Internet n'oublie rien

Bien que le titre de ce billet puisse sembler prendre une position frontalement opposée à ce qu’écrivait hier le camarade Cascador, c’est bien plus une nuance de langage que je m’apprête à écrire ici.

Effectivement, internet n’oublie globalement rien. Si je prends ce blog, par exemple ; à moins qu’il se prenne une bombe thermonucléaire ou un Cyrille Borne sur la gueule, il n’y a que peu de chances que les billets qui y ont été écrit finissent par disparaître à l’épreuve du temps.

Je trouve la vision du camarade un peu biaisée et pessimiste, je dois l’avouer.

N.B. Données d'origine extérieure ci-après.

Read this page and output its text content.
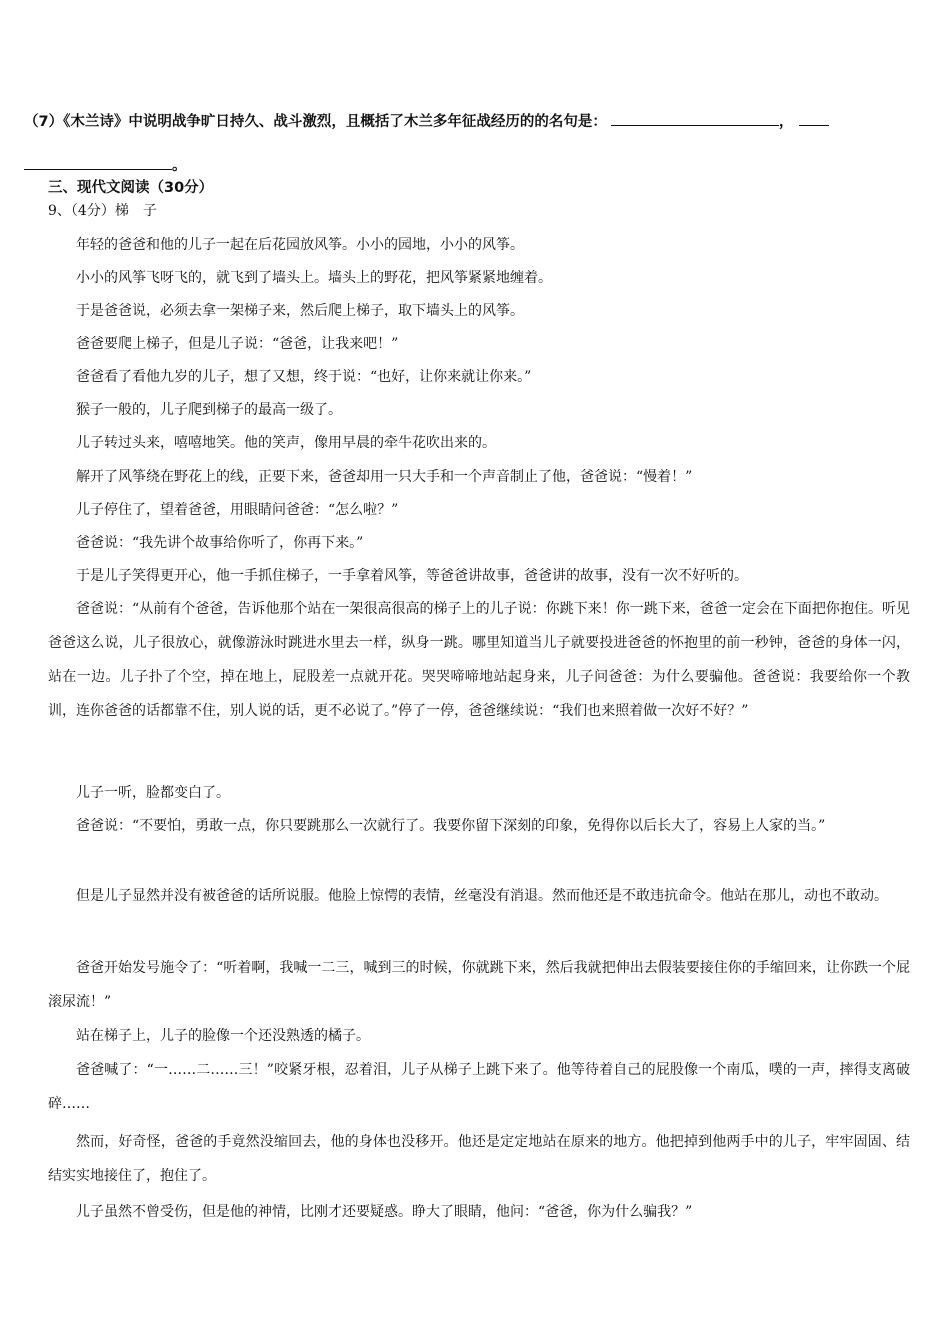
（7）《木兰诗》中说明战争旷日持久、战斗激烈，且概括了木兰多年征战经历的的名句是：	，
。
三、现代文阅读（30分）
9、（4分）梯　子

年轻的爸爸和他的儿子一起在后花园放风筝。小小的园地，小小的风筝。

小小的风筝飞呀飞的，就飞到了墙头上。墙头上的野花，把风筝紧紧地缠着。

于是爸爸说，必须去拿一架梯子来，然后爬上梯子，取下墙头上的风筝。

爸爸要爬上梯子，但是儿子说：“爸爸，让我来吧！”

爸爸看了看他九岁的儿子，想了又想，终于说：“也好，让你来就让你来。”

猴子一般的，儿子爬到梯子的最高一级了。

儿子转过头来，嘻嘻地笑。他的笑声，像用早晨的牵牛花吹出来的。

解开了风筝绕在野花上的线，正要下来，爸爸却用一只大手和一个声音制止了他，爸爸说：“慢着！”

儿子停住了，望着爸爸，用眼睛问爸爸：“怎么啦？”

爸爸说：“我先讲个故事给你听了，你再下来。”

于是儿子笑得更开心，他一手抓住梯子，一手拿着风筝，等爸爸讲故事，爸爸讲的故事，没有一次不好听的。

爸爸说：“从前有个爸爸，告诉他那个站在一架很高很高的梯子上的儿子说：你跳下来！你一跳下来，爸爸一定会在下面把你抱住。听见爸爸这么说，儿子很放心，就像游泳时跳进水里去一样，纵身一跳。哪里知道当儿子就要投进爸爸的怀抱里的前一秒钟，爸爸的身体一闪，站在一边。儿子扑了个空，掉在地上，屁股差一点就开花。哭哭啼啼地站起身来，儿子问爸爸：为什么要骗他。爸爸说：我要给你一个教训，连你爸爸的话都靠不住，别人说的话，更不必说了。”停了一停，爸爸继续说：“我们也来照着做一次好不好？”

儿子一听，脸都变白了。

爸爸说：“不要怕，勇敢一点，你只要跳那么一次就行了。我要你留下深刻的印象，免得你以后长大了，容易上人家的当。”

但是儿子显然并没有被爸爸的话所说服。他脸上惊愕的表情，丝毫没有消退。然而他还是不敢违抗命令。他站在那儿，动也不敢动。

爸爸开始发号施令了：“听着啊，我喊一二三，喊到三的时候，你就跳下来，然后我就把伸出去假装要接住你的手缩回来，让你跌一个屁滚尿流！”

站在梯子上，儿子的脸像一个还没熟透的橘子。

爸爸喊了：“一……二……三！”咬紧牙根，忍着泪，儿子从梯子上跳下来了。他等待着自己的屁股像一个南瓜，噗的一声，摔得支离破碎……

然而，好奇怪，爸爸的手竟然没缩回去，他的身体也没移开。他还是定定地站在原来的地方。他把掉到他两手中的儿子，牢牢固固、结结实实地接住了，抱住了。

儿子虽然不曾受伤，但是他的神情，比刚才还要疑惑。睁大了眼睛，他问：“爸爸，你为什么骗我？”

Biaisée car elle confond joyeusement la capacité de mémoire humaine, la capacité de mémoire d’internet et la capacité de traitement de l’information humaine. Cela est mis en exergue par la fameuse maxime qu’il cite : trop d’information tue l’information. Il faut cependant se remettre dans le contexte dans lequel cette maxime a été énoncée qui n’est vraiment pas le même que celui qu’a instauré internet. À ce moment, la seule solution de stockage à long terme de l’information était le papier et sa seule voie de diffusion, les journaux. Le papier est un support de stockage extrêmement fragile — la tragédie de la bibliothèque d’Alexandrie est là pour nous le rappeler. De fait, à cette époque, la capacité de stockage de l’information était équivalente à la capacité de traitement de l’information — ce que l’on écrivait, c’est ce que l’on retenait et ce que l’on retenait, l’on l’écrivait. De plus, comme le papier coûtait relativement cher comparé à un disque dur aujourd’hui, et que la réplication de l’information sur papier prenait du temps comparé aux débits permis sur internet, il fallait sélectionner l’information pertinente à retenir et à archiver. Trop d’information tue l’information, est une maxime qui illustre une technique de désinformation consistant à noyer un système de traitement d’information sous un flot d’informations trop important pour qu’il puisse être traité correctement.

Dans un monde où internet existe, les choses changent radicalement. Dans un premier temps, le mise en réseau des capacités de traitement de l’information permet un traitement parallèle beaucoup plus efficace qu’avant où cette capacité était centralisée dans les rédactions de journaux. Il est aujourd’hui accessible à n’importe qui la possibilité de donner sur un blog son avis sur le dernier conflit israélo-palestinien. On pensera ce qu’on voudra de cette capacité, mais reste qu’elle existe. De fait, couplé à une capacité de stockage aussi phénoménale de celle d’internet — car personne ne peut décemment nier que cette capacité de stockage est littéralement gargantuesque — fait que nous sommes assis sur une masse historiquement sans égale d’information. Il suffit d’une toute petite recherche pour ressortir les sales affaires de Napoléon Sarkozy.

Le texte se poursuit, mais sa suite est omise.